Studie: Berlin hat das schlechteste Bildungssystem

Sachsen und Thüringen haben die leistungsfähigsten Bildungssysteme, Berlin dagegen das schwächste. So sieht das deutsche Bildungswesen zumindest aus der Sicht der Wirtschaft aus.

Am Dienstag veröffentlichte die von den Arbeitgebern finanzierte „Initiative Soziale Marktwirtschaft“ in Berlin zum achten Mal ihren „Bildungsmonitor“. Dieser soll die Bildungssysteme auf die Frage hin abklopfen, welchen Beitrag sie zum Wirtschaftswachstum leisten.

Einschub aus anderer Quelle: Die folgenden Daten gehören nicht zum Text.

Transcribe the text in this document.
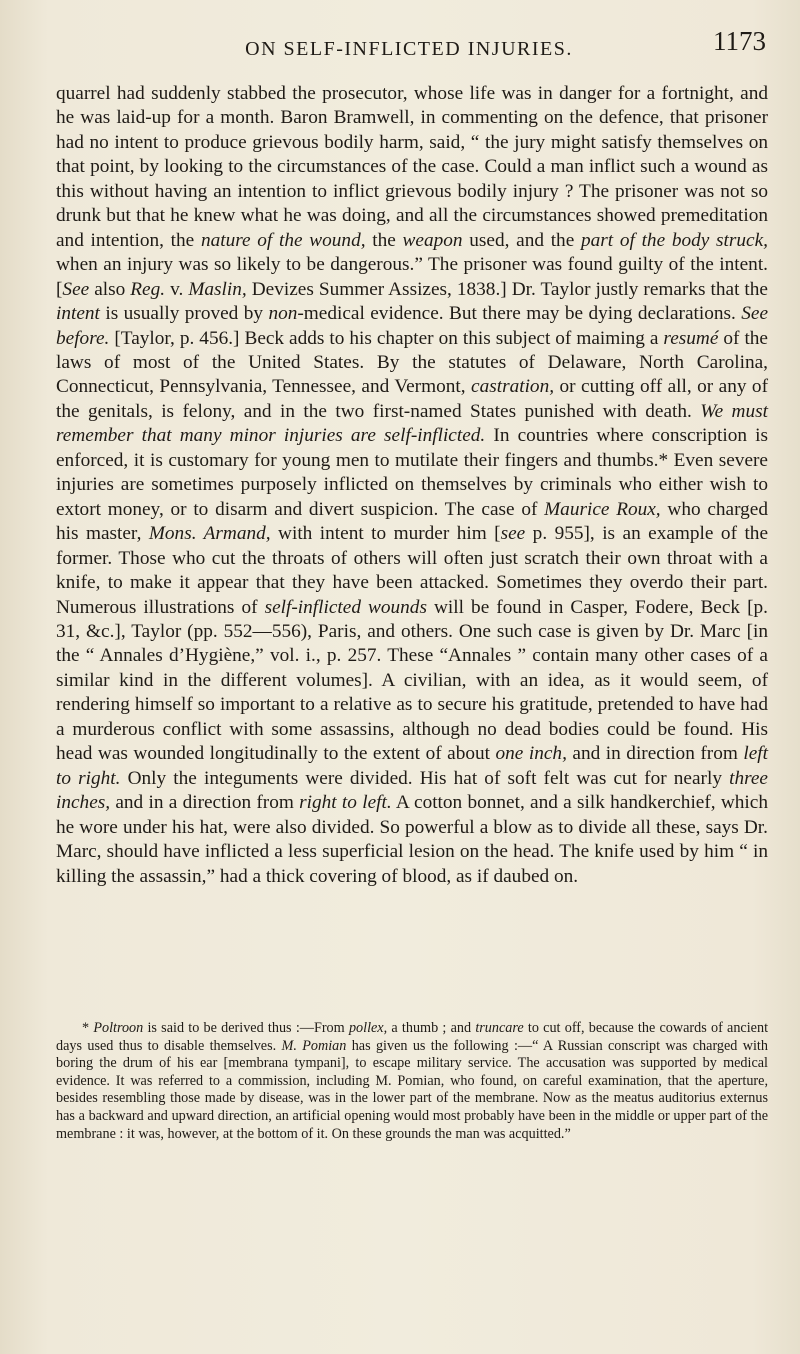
ON SELF-INFLICTED INJURIES.	1173

quarrel had suddenly stabbed the prosecutor, whose life was in danger for a fortnight, and he was laid-up for a month. Baron Bramwell, in commenting on the defence, that prisoner had no intent to produce grievous bodily harm, said, “ the jury might satisfy themselves on that point, by looking to the circumstances of the case. Could a man inflict such a wound as this without having an intention to inflict grievous bodily injury ? The prisoner was not so drunk but that he knew what he was doing, and all the circumstances showed premeditation and intention, the nature of the wound, the weapon used, and the part of the body struck, when an injury was so likely to be dangerous.” The prisoner was found guilty of the intent. [See also Reg. v. Maslin, Devizes Summer Assizes, 1838.] Dr. Taylor justly remarks that the intent is usually proved by non-medical evidence. But there may be dying declarations. See before. [Taylor, p. 456.] Beck adds to his chapter on this subject of maiming a resumé of the laws of most of the United States. By the statutes of Delaware, North Carolina, Connecticut, Pennsylvania, Tennessee, and Vermont, castration, or cutting off all, or any of the genitals, is felony, and in the two first-named States punished with death. We must remember that many minor injuries are self-inflicted. In countries where conscription is enforced, it is customary for young men to mutilate their fingers and thumbs.* Even severe injuries are sometimes purposely inflicted on themselves by criminals who either wish to extort money, or to disarm and divert suspicion. The case of Maurice Roux, who charged his master, Mons. Armand, with intent to murder him [see p. 955], is an example of the former. Those who cut the throats of others will often just scratch their own throat with a knife, to make it appear that they have been attacked. Sometimes they overdo their part. Numerous illustrations of self-inflicted wounds will be found in Casper, Fodere, Beck [p. 31, &c.], Taylor (pp. 552—556), Paris, and others. One such case is given by Dr. Marc [in the “ Annales d’Hygiène,” vol. i., p. 257. These “Annales ” contain many other cases of a similar kind in the different volumes]. A civilian, with an idea, as it would seem, of rendering himself so important to a relative as to secure his gratitude, pretended to have had a murderous conflict with some assassins, although no dead bodies could be found. His head was wounded longitudinally to the extent of about one inch, and in direction from left to right. Only the integuments were divided. His hat of soft felt was cut for nearly three inches, and in a direction from right to left. A cotton bonnet, and a silk handkerchief, which he wore under his hat, were also divided. So powerful a blow as to divide all these, says Dr. Marc, should have inflicted a less superficial lesion on the head. The knife used by him “ in killing the assassin,” had a thick covering of blood, as if daubed on.

* Poltroon is said to be derived thus :—From pollex, a thumb ; and truncare to cut off, because the cowards of ancient days used thus to disable themselves. M. Pomian has given us the following :—“ A Russian conscript was charged with boring the drum of his ear [membrana tympani], to escape military service. The accusation was supported by medical evidence. It was referred to a commission, including M. Pomian, who found, on careful examination, that the aperture, besides resembling those made by disease, was in the lower part of the membrane. Now as the meatus auditorius externus has a backward and upward direction, an artificial opening would most probably have been in the middle or upper part of the membrane : it was, however, at the bottom of it. On these grounds the man was acquitted.”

Auf die beiden Ostländer Sachsen und Thüringen folgen Baden-Württemberg und Bayern. Nach dieser Gruppe sind die Unterschiede der Länder in der Skala des „Bildungsmonitors“ eher gering. Man könne daher von „einer Spitzengruppe und einem breiten Mittelfeld sprechen“, sagte Axel Plünnecke vom Institut der deutschen Wirtschaft (IW) in Köln, das die Auswertung für die INSM erstellte. „Starke Verbesserungen“ im Vergleich zur Publikation im vergangenen Jahr zeigten neben Thüringen Mecklenburg-Vorpommern, Rheinland-Pfalz, NRW, Hessen und auch Berlin, dessen „Aufholerfolge“ trotz des Schlussranges „anerkennenswert“ seien, wie INSM-Geschäftsführer Hubertus Pellengahr sagte. Seit der ersten Erhebung im Jahr 2004 hätten alle Länder große Fortschritte gemacht. Das Niveau habe sich insgesamt nach oben verschoben: So liege Berlin heute über dem Wert des damaligen Spitzenreiters Bayern.

Der Bildungsmonitor ist eine Metastudie, in die vor allem Daten des Statistischen Bundesamtes aus dem Jahr 2009 und bereits veröffentlichte Bildungsvergleiche wie die Pisa-Studie einfließen. Ingesamt seien mehr als 100 Indikatoren berücksichtigt, sagte Plünnecke: Von Bildungsausgaben über Kitaplätze und Schulqualität bis hin zur Arbeitsmarktorientierung der Bildungssysteme. Für das Länderranking hat das IW aus der Gesamtschau der Indikatoren eine eigene Punkteskala entwickelt. Ein Schwerpunkt liegt auch auf der Frage, wie gut die Länder Nachwuchs für die Technologie-Branchen produzieren. Gerade hier sind Sachsen und Thüringen gut, die für ihre bundesweit höchste Quote an Ingenieurabsolventen gelobt werden. Auch in der Schulqualität liegen die beiden Länder vorn, was Erfolgen bei vergangenen Bildungsvergleichen zuzuschreiben ist.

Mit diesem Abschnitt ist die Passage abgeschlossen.